Clerks also have been inundated in recent weeks with voluminous requests for records from the 2020 election that Saline County Clerk Doug Curtis called an abuse of the state Freedom of Information Act.
“At times it has been more than a mild interruption of our activities,” Curtis said, noting that he’s had to sometimes add employees to respond to the requests.
The records being sought often include a request for what is known as a “cast vote record,” which includes information about every ballot cast and whether the vote was in-person, mail-in, provisional or absentee.
“We don’t have that report available” on the Saline County election laptops, elections coordinator Allison Cain said.

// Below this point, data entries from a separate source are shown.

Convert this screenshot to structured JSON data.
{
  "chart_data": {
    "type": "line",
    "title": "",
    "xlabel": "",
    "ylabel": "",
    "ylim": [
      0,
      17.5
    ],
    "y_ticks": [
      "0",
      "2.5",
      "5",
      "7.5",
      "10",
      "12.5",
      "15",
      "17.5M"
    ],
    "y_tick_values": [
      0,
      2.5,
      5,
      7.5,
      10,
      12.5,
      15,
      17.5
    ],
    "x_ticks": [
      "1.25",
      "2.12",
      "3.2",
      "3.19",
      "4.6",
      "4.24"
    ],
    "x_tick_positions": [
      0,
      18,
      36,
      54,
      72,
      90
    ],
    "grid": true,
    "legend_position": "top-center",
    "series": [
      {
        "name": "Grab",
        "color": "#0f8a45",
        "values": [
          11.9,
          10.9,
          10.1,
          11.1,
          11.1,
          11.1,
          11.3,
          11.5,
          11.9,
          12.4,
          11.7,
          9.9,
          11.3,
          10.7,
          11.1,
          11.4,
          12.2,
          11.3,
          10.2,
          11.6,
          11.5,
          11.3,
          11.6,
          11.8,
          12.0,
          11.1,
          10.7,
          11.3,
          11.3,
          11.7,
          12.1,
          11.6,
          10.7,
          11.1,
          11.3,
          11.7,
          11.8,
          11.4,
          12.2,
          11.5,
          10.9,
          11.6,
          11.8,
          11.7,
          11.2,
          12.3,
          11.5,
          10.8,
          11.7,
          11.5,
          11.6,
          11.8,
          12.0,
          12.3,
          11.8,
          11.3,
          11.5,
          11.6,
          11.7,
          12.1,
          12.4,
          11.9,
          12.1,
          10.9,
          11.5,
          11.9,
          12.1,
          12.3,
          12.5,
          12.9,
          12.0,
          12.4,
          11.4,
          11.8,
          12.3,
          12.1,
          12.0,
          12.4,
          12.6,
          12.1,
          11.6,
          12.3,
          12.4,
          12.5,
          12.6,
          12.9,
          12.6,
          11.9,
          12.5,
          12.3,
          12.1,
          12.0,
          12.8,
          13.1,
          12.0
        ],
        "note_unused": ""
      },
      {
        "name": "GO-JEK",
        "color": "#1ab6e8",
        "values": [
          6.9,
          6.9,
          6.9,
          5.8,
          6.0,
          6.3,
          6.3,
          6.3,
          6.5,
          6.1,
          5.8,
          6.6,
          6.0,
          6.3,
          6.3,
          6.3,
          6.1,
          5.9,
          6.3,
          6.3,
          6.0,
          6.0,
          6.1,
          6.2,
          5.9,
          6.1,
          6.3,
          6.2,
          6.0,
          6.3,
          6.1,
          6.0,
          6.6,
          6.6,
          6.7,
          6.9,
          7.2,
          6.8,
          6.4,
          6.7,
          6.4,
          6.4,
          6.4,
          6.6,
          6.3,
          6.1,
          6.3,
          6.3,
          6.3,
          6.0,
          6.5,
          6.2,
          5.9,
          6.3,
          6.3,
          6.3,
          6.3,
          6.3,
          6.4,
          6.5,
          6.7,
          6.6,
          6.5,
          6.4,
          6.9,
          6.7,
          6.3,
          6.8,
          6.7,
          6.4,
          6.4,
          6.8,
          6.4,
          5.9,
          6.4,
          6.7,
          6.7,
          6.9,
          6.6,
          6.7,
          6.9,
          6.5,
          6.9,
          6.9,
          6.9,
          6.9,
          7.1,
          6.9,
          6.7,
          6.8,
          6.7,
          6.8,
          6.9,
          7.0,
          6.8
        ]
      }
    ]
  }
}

The Arkansas Secretary of State’s office provided county election officials with new laptops this year.
“A lot of them don’t like your answers,” said Curtis, who is first vice-president of the County Clerks Association.
As of June 1, there were 1,765,681 registered voters in Arkansas, according to Kevin Niehaus, spokesman for Secretary of State John Thurston.
In the 2020 presidential election, 1,222,777 votes were cast, or about 67% of the 1,828,811 registered voters at the time.
Niehaus said this week that the drop in registered voters was likely due to clerks following the procedure to cancel registrations of voters who had not voted in the previous two federal elections nor responded to requests to confirm their addresses.
He also said he expected the number of registered voters “will get back to normal levels” as Election Day approaches.
The deadline to register to vote is Tuesday, Oct. 11.
Voters who didn’t vote in the May primary election will encounter some new restrictions on absentee voting and identification requirements because of laws passed in 2021.
Some of those laws are being challenged in state court. A judge ruled in March that the laws violated voter rights under the Arkansas Constitution and stopped the state from enforcing them.
The state appealed the ruling to the Arkansas Supreme Court, which granted a reprieve from the judge’s order. The high court has not yet ruled on the appeal.
In a separate case, a federal judge in Fayetteville ruled in late August that a 2009 state law limiting how many people an individual could help vote violates the Voting Rights Act. The state filed notice this month that it intends to appeal to the 8th U.S. Circuit Court of Appeals.